Statistiquement parlant, OG means business en défense. Quatrième au D-LEBRON pour les “stationary Shooter”, très bien placé sur notre métrique défensive présentée en début d’article, meilleur intercepteur de la NBA… Anunoby est statistiquement parmi ce qui se fait de mieux en défense cette saison. Quand on regarde de plus près, ses interceptions et ces contres sont très variés. OG gêne le porteur, protège les lignes de passes, switche, revient pour les chase-down et propose même une protection de cercle grâce à son envergure et son sens du jeu.
Ogugua “O.G.” Anunoby correspond exactement aux définitions données pour le rôle de 3&D. Incapable de créer pour lui et pour autrui, mais il apporte du spacing grâce à une bonne réussite et un gros volume à trois points. Défensivement, il offre tout ce qui est attendu d’un 3&D. Ses limites offensives et ses prouesses défensives font de lui le meilleur 3&D de la NBA. Mais existe il encore d’autres 3&D dans la ligue en 2023 ? Le 3&D n’est-il pas trop unidimensionnel et par conséquent, inadapté à la NBA moderne ?
Les 3&D ont ils encore un rôle majeur à jouer en NBA ?
Afin de répondre à cette question pour conclure l’article, regardons les noms qui reviennent quand on parle de 3&D cette saison. Herbert Jones semble le plus proche du moule d’OG Anunoby, mais il en est seulement dans sa deuxième saison. Déjà élite défensivement, il a les armes pour devenir la futur référence chez les 3&D, mais peut être plus encore. Dans les joueurs qu’on peut cantonner à un rôle de 3&D, on peut aussi citer Dorian Finney-Smith. Et si vous doutez de son impact, allez demander du côté de Dallas ce qui aura manqué aux Mavs sur cette fin de saison.

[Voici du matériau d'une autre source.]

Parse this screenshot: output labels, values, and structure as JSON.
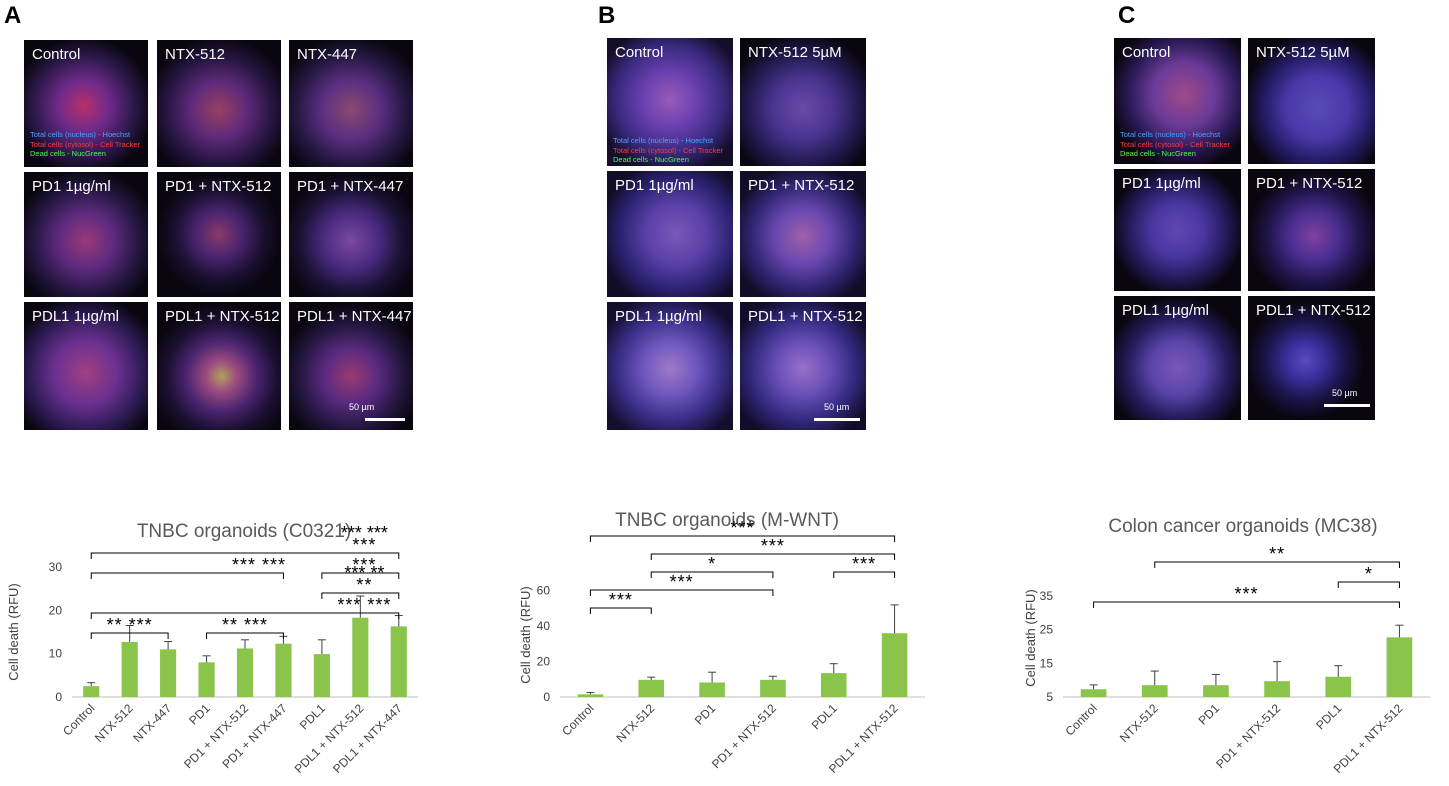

Dans les meilleurs 3&D proposés par craftednba.com, on retrouve aussi Derrick White. Ici, clairement on a un joueur qui apporte offensivement bien plus que ce qui est attendu d’un 3&D. Dans la même veine, des joueurs comme Nicolas Batum, Alex Caruso ou Josh Hart sont parfois considérés comme des 3&D. Or, ces joueurs génèrent de l’attaque pour leur équipe, avec ou sans le ballon, pour eux ou bien leurs coéquipiers.
Nous avons aussi vu que le futur des 3&D est pourrait être plus à l’intérieur. Le rôle d’un 3&D étant de générer du spacing et d’avoir un impact en défense, Al Horford et Brook Lopez répondent clairement à ces critères. Le problème pour ces deux exemples vient de leur manque de mobilité loin du panier. Le futur du 3&D se trouve alors peut être alors chez les jeunes prospects qui seront capable d’offrir sur spacing, de la protection du panier et qui ajoute à ça la possibilité de switcher sur des extérieurs si besoin.
Le 3&D semble toujours survivre et peut toujours avoir un rôle impactant en NBA, mais il n’est plus l’atout ultime pour entourer une star. Dans une ligue qui continue de progresser, avec des schéma défensif qui savent punir les joueurs unidimensionnels, les 3&D viendront à disparaître. Il faudra savoir faire plus que seulement tirer dans le corner en bout de chaîne.